Pinion steht übersetzt für Zahn- oder Antriebsrad, ist aber in diesem Fall weder britisch noch amerikanisch, wie der Name suggeriert, sondern ein deutsches Unternehmen mit Sitz in Denkendorf bei Stuttgart, das 2008 von zwei passionierten Mountainbikern und ehemaligen Porsche-Ingenieuren gegründet wurde.

Frühere Produkte von Pinion liessen bereits aufhorchen, zum Beispiel ein Tretlagergetriebe, das bis zu 18 Gänge aufweist, mit einem Nabenmotor kombiniert werden kann und einen wichtigen Zwischenschritt in Richtung MGU darstellt. Letzteres haben wir mit dem Flyer Goroc TR:X bereits getestet und waren davon angetan.

Mittelmotor kommt ohne Mehrgewicht aus

Der Verzicht auf mechanische Schaltkomponenten am Hinterrad bietet auch fahrdynamisch spürbare Vorteile, weil dort ungefederte Massen reduziert werden. Dennoch entspricht das MGU-Eigengewicht mit vier Kilogramm etwa der klassischen Kombination aus E-Motor und Schalteinheit.

Auch finanziell sind die Unterschiede gering: Das kompakte System kann nicht einzeln, sondern nur als verbundene Einheit gekauft werden. Der Wettbewerb zwischen den Veloproduzenten (Pinion MGU gibt es ab dieser Saison bei den Marken Bulls, i:SY, Flyer, Kettler, Pegasus, Rotwild, Simplon, Tout Terrain oder Zemo) sorgt zusätzlich für knapp kalkulierte Kurse. Das ist wichtig, denn gegenwärtig sind potenzielle Käufer aus mehreren Gründen – Marktsättigung, gestiegene Kosten, Krisenstimmung – insgesamt eher zurückhaltend.

Dem auch E-Drive genannten System aber gehört die Zukunft. Fahrradhersteller können auf zwei Varianten mit je neun oder zwölf Gängen zurückgreifen. Die Gesamtübersetzung entspricht 568 bzw. 600 Prozent, mit Abstufungen von rund 24 und 18 Prozent.

Auch eine Anfahrhilfe oder eine Boost-Funktion stehen zur Verfügung.
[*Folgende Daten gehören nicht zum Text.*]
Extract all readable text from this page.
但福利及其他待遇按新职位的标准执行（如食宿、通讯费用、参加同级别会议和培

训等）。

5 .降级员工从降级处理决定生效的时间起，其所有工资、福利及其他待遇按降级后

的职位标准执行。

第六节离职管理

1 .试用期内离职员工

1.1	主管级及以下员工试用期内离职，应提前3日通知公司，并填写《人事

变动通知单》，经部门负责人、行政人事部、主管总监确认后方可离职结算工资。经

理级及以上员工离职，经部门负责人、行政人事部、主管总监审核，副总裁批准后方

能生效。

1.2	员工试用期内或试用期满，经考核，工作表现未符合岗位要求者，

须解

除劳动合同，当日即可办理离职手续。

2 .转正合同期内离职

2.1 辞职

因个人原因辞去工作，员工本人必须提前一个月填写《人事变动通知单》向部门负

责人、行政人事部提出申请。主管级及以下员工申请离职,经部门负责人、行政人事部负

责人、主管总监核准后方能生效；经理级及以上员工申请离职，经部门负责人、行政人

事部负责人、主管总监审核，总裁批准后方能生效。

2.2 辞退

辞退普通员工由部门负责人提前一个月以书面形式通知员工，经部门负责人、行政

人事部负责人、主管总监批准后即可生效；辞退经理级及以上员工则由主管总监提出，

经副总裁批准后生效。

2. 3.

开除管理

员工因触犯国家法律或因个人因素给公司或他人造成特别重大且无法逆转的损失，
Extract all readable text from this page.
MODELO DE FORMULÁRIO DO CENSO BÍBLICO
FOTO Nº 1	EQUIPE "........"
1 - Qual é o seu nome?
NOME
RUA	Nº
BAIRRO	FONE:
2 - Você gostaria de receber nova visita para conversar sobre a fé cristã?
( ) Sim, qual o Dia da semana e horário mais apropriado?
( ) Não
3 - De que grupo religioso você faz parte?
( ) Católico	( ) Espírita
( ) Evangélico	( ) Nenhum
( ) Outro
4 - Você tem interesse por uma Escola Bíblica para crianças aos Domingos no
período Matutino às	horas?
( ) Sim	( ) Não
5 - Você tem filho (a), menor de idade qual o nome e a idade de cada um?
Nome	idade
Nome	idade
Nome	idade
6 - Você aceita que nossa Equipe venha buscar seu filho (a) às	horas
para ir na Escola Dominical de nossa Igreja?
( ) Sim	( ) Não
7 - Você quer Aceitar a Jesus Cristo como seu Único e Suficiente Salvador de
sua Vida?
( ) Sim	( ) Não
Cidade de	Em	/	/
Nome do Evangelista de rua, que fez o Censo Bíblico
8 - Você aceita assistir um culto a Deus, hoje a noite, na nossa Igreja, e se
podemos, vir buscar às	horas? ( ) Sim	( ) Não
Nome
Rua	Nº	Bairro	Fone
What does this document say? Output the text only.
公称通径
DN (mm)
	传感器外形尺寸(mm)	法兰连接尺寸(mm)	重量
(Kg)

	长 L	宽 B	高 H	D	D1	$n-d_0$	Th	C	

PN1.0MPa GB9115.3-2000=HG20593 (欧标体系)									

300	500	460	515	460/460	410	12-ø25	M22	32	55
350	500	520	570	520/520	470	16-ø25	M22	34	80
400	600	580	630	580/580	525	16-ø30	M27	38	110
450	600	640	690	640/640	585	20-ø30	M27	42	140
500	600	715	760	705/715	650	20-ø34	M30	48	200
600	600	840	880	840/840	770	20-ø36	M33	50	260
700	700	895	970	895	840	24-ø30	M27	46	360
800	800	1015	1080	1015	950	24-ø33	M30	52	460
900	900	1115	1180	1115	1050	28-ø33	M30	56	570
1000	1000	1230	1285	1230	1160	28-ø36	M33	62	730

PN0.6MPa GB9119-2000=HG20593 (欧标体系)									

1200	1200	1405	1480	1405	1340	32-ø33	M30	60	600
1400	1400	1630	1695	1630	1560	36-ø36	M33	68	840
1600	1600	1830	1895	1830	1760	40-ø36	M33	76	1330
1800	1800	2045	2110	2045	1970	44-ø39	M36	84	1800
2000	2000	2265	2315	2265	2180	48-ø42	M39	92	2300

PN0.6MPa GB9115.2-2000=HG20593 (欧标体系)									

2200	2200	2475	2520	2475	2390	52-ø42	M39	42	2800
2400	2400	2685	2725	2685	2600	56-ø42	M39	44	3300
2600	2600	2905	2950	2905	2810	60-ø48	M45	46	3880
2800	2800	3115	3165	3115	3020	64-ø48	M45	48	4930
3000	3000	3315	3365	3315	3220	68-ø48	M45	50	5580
Das geschieht per Cockpit – zur Wahl stehen je zwei unterschiedliche Bedieneinheiten und Displays – oder via Smartphone-App: Pinion setzt hier auf die Schweizer Fit-Software. In jedem Fall ist das Komfortniveau derart hoch, dass es anschliessend schwerfällt, mit einem E-Bike herkömmlicher Bauart unterwegs zu sein.

Beiden Leistungsversionen gemein ist das mechanische Funktionsprinzip mit einer Stirnradverzahnung, die zwei Teilgetriebesätze kombiniert. Je nach Vorwahl werden aus den unterschiedlichen Radpaaren die jeweiligen Gänge abgeleitet – im ersten Teilgetriebe wird beim Schaltvorgang aus drei Gängen vorsortiert, bevor im zweiten dann viermal multipliziert, also die Untersetzungsbandbreite definiert wird.

Diese sogenannte Gesamtgetriebegruppe agiert nicht nur blitzschnell, sondern garantiert auch einen hohen Wirkungsgrad. Zudem reduziert sie auch übliche Gangüberschneidungen, arbeitet also effizienter – und dabei auch leiser als übliche Schaltungen, weil die Gangwechsel elektronisch statt mechanisch erfolgen.

Möglich macht es eine intelligente Sensorik, die vor wenigen Jahren noch nicht verfügbar war: Das von Fahrer und E-Motor einzeln oder gemeinsam eingebrachte Drehmoment wird erfasst, ebenso die Motordrehzahl sowie die Kadenz im Verhältnis zur Geschwindigkeit, aber auch zur Verschaltung im Getriebe selbst.

Aus diesen Parametern errechnet die Steuereinheit den jeweils passenden Unterstützungsgrad und Schaltzeitpunkt. Zusätzlich erlaubt die Elektronik einige Komfort-Modi wie das Überspringen eines oder mehrerer Gänge, und das nicht nur in Bewegung selbst unter Last, sondern auch im Stand.

Zudem kann der Fahrer einiges programmieren – zum Beispiel, welcher Gang eingelegt werden soll, wenn in Bewegung gerade einmal nicht getreten wird (das nennt sich Pre-Select, was einer Halbautomatik entspricht). Oder in welchem Gang er gerne anfahren möchte (Start-Select).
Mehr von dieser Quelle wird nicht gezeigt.